Katharina Konarek is a political scientist at the Haifa Center for German and European Studies at the University of Haifa working on foreign policy, civic society and solidarity. She is currently conducting a research stay at Emory University in Atlanta, Georgia .
The song “Georgia on my mind” earned the Jazz musician and Georgia native Ray Charles a number-one-hit in the 1960s and put the southern State on the world map.
60 years later, the world is focusing again on Georgia, but more with mixed feelings of curiosity and anxiety. Georgia is on our minds today. Who will win the tight race for the state’s two Senate seats? Loeffler or Warnock? Perdue or Ossoff? It is not just a political battle between Republicans and Democrats, between red and blue. It also a fight between establishment and newcomers, between elite and middle class, between white and black.
What we have observed in Georgia over the course of the last few months is a burning lens on American society. Since December, I have been conducting research at Emory University in Atlanta – right next door to the CDC – and this proximity gave me the chance to observe the current battle simultaneously from the close perspective of a resident, and the distant perspective of a visitor.
Two issues stand out: race and religion.
On paper, Atlanta’s population is divided almost in half: 51 percent are black, 40 percent are white. But when you move around the city, the impression is different: the cashier at Kroger’s supermarket is black. The server at the fast-food chain Wendy’s is black. The clerks working for the local Department of Motor Vehicles registration are black. Simply put, most front-line workers are black.
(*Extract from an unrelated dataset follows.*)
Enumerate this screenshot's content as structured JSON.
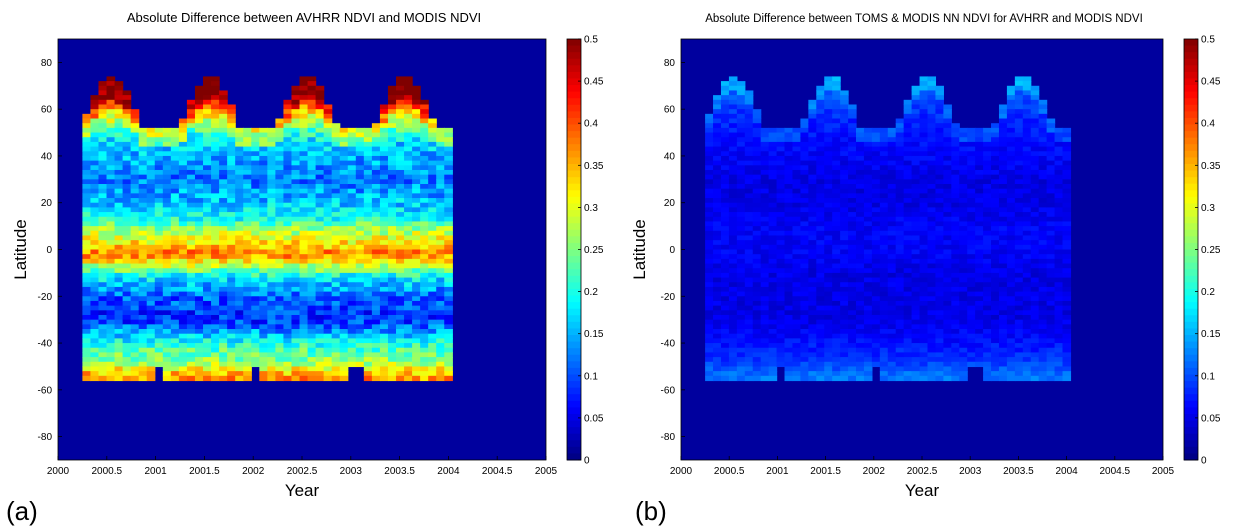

Encountering the white minority in Atlanta seems to happen mainly during Sunday walks at the Chattahochee river, on the University campus, or watching them in ambling golf carts in the elite Druid Hills golf club.
The yearly average household income in Atlanta is $60,000. If you look into the black neighborhoods such as West End or Midtown, the median household income drops to $31,000, while households in white neighborhoods such as Decatur or Druid Hills report an average annual income of $100,000.
A second striking observation is that besides the obvious social injustice of race, faith – especially protestant Christianity – is widely spread. Georgia is part of the Bible belt. In Atlanta, 48 percent of adults consider themselves religious – and among this group, 76 percent are Christians. Yet it would be incorrect to assume that at least in faith the people are united.
The Georgia Senate races reveal a deep rift in Christian faith in the United States. It is a clash between a white Christian tradition built on personal salvation, and a black Christian tradition built on social justice. Coming from Germany, we are used to the Christian Democratic tradition of Chancellor Angela Merkel’s party, the Christian Democratic Union. That is, we think of a Christian social ethics which emphasizes stability and consensus. It is a peculiar synthesis of liberalism and conservatism. That synthesis does not exist in the United States. On the contrary: Christianity is starkly divided between the white version of personal salvation and the black version of common relief.
So out of these two observations the following questions occur to me: Will Georgia be the game changer? Are the saviors of US sanity the voters of Stone Mountain?
Yes, Trump will soon be gone from the White House, but what can be expected to follow? It is hard to imagine that these deep cracks in American society can be overcome by Joe Biden alone. Even if his fellow Democrats will win in Georgia and take the two open Senate seats, it will require time, social justice, political education, and a common effort to get rid of the legacy of slavery and segregation: the fact that skin color still matters even today.